Political strategists in both parties had anticipated problems for Bush from a series of dramatic developments, including the harsh claims in a book by former terrorism czar Richard A. Clarke that the administration had failed to address terrorism and rushed to war against Saddam Hussein; the testimony of the national security adviser and other officials before the Sept. 11 Commission; and the bloody insurgencies and US casualties in Iraq.

But at a minimum, Bush appears to have held his ground. His advisers attribute the durability of his standing in part to an aggressive $40 million advertising blitz last month and his overwhelming head-start in fund-raising, which have helped neutralize negative events as long as the overall focus is on national security.

Campaign advisers are so convinced that national security issues play to Bush's strength that they have posted a link on the Bush-Cheney reelection website to the new book by Bob Woodward, ''Plan of Attack," despite several disputes they have over facts and a portrayal of Bush as driven to war by an unrelenting Vice President Dick Cheney without input from Secretary of State Colin L. Powell.

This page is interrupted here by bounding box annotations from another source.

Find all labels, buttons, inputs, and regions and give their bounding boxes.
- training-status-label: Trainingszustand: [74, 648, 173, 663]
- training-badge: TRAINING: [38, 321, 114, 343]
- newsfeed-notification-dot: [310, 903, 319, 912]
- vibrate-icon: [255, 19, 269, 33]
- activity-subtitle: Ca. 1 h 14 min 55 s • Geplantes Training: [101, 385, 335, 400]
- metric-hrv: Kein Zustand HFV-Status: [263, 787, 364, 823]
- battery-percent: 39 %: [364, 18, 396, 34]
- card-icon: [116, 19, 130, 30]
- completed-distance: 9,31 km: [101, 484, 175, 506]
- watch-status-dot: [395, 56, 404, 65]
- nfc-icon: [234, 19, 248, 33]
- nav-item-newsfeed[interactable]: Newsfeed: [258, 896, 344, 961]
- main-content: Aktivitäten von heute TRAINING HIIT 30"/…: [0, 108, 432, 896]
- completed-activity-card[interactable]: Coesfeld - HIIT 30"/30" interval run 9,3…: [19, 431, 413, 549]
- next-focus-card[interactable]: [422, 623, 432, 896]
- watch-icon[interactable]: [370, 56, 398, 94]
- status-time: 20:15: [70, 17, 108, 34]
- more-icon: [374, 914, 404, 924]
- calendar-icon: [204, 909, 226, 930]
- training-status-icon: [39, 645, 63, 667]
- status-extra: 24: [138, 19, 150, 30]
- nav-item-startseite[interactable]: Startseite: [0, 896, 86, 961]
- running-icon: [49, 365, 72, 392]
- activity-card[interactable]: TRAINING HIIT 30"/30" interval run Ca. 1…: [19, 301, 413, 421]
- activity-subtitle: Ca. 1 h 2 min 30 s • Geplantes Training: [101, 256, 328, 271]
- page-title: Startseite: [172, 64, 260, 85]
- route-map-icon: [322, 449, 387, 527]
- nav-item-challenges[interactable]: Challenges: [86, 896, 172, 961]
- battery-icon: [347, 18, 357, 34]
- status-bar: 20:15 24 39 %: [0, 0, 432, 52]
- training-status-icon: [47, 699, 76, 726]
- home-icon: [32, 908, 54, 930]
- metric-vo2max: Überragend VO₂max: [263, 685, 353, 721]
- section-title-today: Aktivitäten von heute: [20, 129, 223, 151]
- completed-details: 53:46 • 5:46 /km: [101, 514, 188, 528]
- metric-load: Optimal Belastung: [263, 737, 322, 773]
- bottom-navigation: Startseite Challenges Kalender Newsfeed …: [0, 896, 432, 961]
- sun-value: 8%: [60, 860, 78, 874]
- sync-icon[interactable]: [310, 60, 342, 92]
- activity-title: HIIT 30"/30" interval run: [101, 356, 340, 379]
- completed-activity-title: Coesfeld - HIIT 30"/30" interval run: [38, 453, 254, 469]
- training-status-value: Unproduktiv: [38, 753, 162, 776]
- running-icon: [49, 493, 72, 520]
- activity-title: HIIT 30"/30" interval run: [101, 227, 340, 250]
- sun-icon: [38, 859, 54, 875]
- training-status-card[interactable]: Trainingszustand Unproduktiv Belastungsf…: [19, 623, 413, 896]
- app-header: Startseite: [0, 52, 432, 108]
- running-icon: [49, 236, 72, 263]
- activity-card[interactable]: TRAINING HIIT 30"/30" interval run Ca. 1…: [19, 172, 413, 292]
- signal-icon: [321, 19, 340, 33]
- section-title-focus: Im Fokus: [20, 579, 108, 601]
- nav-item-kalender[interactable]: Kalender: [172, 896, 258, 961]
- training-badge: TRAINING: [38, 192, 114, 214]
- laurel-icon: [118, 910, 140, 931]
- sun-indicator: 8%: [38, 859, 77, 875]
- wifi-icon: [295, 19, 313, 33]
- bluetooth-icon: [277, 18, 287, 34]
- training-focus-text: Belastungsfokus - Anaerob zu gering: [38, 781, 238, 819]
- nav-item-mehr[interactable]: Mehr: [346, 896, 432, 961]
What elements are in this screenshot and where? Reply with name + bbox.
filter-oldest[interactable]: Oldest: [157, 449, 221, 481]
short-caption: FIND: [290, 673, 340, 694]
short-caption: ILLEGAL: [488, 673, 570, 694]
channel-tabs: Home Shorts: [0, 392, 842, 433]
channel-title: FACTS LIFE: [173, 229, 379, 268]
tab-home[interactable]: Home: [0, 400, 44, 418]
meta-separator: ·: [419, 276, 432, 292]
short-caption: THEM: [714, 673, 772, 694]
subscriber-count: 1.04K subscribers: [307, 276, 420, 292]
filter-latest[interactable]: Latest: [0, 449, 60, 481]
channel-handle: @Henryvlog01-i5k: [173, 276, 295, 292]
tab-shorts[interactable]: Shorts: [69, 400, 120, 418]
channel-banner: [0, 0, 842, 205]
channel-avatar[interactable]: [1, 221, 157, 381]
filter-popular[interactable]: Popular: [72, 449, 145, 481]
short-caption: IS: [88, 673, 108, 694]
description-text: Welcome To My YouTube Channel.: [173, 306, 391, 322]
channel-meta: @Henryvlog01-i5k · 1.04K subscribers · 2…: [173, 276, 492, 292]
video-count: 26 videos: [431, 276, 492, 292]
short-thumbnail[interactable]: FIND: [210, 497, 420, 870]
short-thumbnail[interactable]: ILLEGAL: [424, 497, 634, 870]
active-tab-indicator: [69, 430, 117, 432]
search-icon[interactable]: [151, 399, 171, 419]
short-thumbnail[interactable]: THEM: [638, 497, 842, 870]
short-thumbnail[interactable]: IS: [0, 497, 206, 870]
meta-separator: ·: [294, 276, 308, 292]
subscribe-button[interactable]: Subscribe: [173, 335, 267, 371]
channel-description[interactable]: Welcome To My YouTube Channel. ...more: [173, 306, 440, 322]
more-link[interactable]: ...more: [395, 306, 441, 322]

''Despite pundit speculation that the president had been weakened over the course of the last month, the president's ballot position has improved," Matthew Dowd, chief strategist for the campaign, wrote to other campaign leaders in a memo that was made public yesterday.

But Democrats are skeptical. They contend that at best Bush's poll standing has stabilized after sliding during the first three months of the year, and they question why, after spending tens of millions on ads in recent weeks, Bush is still locked in such a tight race with Kerry. A spokesman for the Democratic National Committee accused Republicans of having ''glossed over" the poll results, plucking out positive information from data that otherwise show Bush's approval rating trending downward.

''We've known all along this will be a neck-and-neck race," Kerry adviser Michael Meehan said. ''One thing is true in all of this: Bush has spent $55 million in negative attack ads, and the best he can find is he's running neck-and-neck against somebody they say nobody knows."

At the same time, Kerry advisers point to their fund-raising success -- $54.8 million in the first quarter of this year, a record take in campaign history, of which $42.8 million was raised last month alone -- as evidence they will be able to dissolve Bush's fund-raising advantage in the months to come.

Forty-seven percent of the registered voters in an ABC-Washington Post poll said they disapprove of the way Bush is handling his job as president, compared with 51 percent who approve. On a range of specific issues, from the economy to Iraq, more voters said they disapprove of his performance than approve of it.

But it was just weeks ago that Kerry held an advantage on those issues and several more -- a lead that is now gone in every area except health care. In the fight against terrorism, Bush retained his strong lead over Kerry. On the economy, the voters surveyed said they trust the two candidates about evenly to handle the economy -- a dramatic slip for Kerry, who held a lead when the economy was in the spotlight last month.

Overall, both that poll and one by CNN/USA Today/Gallup gave Bush a slight edge in a three-way race with Kerry and independent Ralph Nader, who drew 4 percent to 7 percent in both polls. In the ABC-Washington Post poll, registered voters chose Bush by 48 percent, with 43 percent selecting Kerry and 6 percent supporting Nader. In the CNN/USA Today/Gallup poll, Bush led Kerry among likely voters 50 percent to 44 percent, with 4 percent supporting Nader. Even without Nader in the race, Bush beat Kerry, 51 percent to 46 percent.

Dowd, the Bush strategist, said Nader appears to be stealing votes from Kerry rather than Bush. But ultimately, Dowd said, Nader's strength is more a reflection of Kerry's weakness.

Bush, raising money for other Republicans yesterday in upstate New York, made light of the political challenge. ''I'm looking forward to the campaign," he told an audience at the River Club in Manhattan during a fund-raiser that pulled in $3.75 million. ''There's somebody looking at me like, 'Do you really mean that?' I am. I like to campaign. I'm a competitive kind of person. I've got a lot of mother in me."